The Office of the Comptroller of the Currency has settled its last remaining case against Wells Fargo tied to the bank’s 2016 fake-accounts scandal, without a fine.
Wells’ former group risk officer, Claudia Russ Anderson, faces no additional monetary penalty by the regulator for her role in the high-profile misstep.
“The settlement announced with Claudia Russ Anderson ... marks the culmination of the OCC's enforcement actions to hold eleven former Wells Fargo executives accountable for their roles in the bank's sales practices misconduct,” an OCC spokesperson told Banking Dive via email. “Each of the OCC’s enforcement actions was warranted and fully supported as described in court filings and the bank’s own independent review.
“The OCC has restricted Ms. Russ Anderson from working in the banking industry and millions of dollars of her compensation were clawed back,” the spokesperson said.
The OCC previously sought a $10 million civil monetary penalty from Russ Anderson and sought to ban her from the industry for life, saying she failed to credibly challenge Wells’ incentive program, and between 2013 and 2016, the regulator found she encouraged sales staff to create bank accounts for customers without their knowledge.
The OCC’s settlement against Russ Anderson quietly wraps up a nearly decade-long saga that resulted in more than $43 million in civil penalties and lifetime banking industry bans against Wells’ former CEO John Stumpf and former community-banking chief Carrie Tolstedt.
Tolstedt, the only executive who faced prison time in connection to the scheme, was sentenced in 2023 to six months of home confinement and three years of probation.
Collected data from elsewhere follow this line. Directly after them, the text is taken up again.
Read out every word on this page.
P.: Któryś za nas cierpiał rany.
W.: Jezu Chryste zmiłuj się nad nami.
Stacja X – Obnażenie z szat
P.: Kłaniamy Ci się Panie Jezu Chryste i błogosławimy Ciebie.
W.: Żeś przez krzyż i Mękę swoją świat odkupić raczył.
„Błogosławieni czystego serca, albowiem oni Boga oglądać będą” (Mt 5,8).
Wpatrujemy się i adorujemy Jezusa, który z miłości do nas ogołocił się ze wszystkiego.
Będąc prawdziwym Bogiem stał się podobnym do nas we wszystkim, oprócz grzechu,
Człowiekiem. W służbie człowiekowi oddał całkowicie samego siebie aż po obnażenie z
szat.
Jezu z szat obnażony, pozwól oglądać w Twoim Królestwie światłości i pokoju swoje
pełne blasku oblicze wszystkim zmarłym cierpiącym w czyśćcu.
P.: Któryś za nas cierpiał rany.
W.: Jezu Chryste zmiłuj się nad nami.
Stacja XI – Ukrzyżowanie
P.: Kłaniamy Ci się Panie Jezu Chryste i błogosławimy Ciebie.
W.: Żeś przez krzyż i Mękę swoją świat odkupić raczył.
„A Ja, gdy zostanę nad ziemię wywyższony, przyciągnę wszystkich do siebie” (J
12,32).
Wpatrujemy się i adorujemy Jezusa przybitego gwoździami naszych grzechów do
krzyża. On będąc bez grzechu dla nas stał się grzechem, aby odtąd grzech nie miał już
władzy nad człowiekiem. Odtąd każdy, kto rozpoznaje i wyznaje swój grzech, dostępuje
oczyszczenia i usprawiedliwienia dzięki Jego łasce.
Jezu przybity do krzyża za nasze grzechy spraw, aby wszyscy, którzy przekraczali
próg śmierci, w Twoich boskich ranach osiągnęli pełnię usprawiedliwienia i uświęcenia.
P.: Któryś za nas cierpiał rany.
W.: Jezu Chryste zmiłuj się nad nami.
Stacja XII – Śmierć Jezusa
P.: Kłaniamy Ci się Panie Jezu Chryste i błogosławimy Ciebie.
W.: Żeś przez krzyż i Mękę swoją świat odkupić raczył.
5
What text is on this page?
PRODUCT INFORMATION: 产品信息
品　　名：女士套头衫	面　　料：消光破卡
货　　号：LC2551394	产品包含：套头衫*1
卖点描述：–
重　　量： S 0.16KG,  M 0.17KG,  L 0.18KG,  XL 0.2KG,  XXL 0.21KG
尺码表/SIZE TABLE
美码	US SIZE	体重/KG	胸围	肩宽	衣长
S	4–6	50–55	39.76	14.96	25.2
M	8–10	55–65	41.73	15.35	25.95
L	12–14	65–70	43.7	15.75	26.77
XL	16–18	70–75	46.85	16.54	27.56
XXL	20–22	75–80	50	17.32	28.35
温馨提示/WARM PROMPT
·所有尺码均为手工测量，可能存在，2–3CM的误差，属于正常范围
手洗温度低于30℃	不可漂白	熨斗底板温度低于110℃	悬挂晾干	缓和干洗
The agency’s retreat from penalties against Russ Anderson mirrors that of other agencies, since the beginning of the Trump administration, against penalties administered during the Biden era. The Consumer Financial Protection Bureau, for its part, has lifted several consent orders early and pushed to refund some penalties.
In June, Wells’ biggest penalty for the scandal – its $1.95 trillion asset cap – was lifted. Certain provisions remain.
A Wells spokesperson had no comment on the OCC settlement.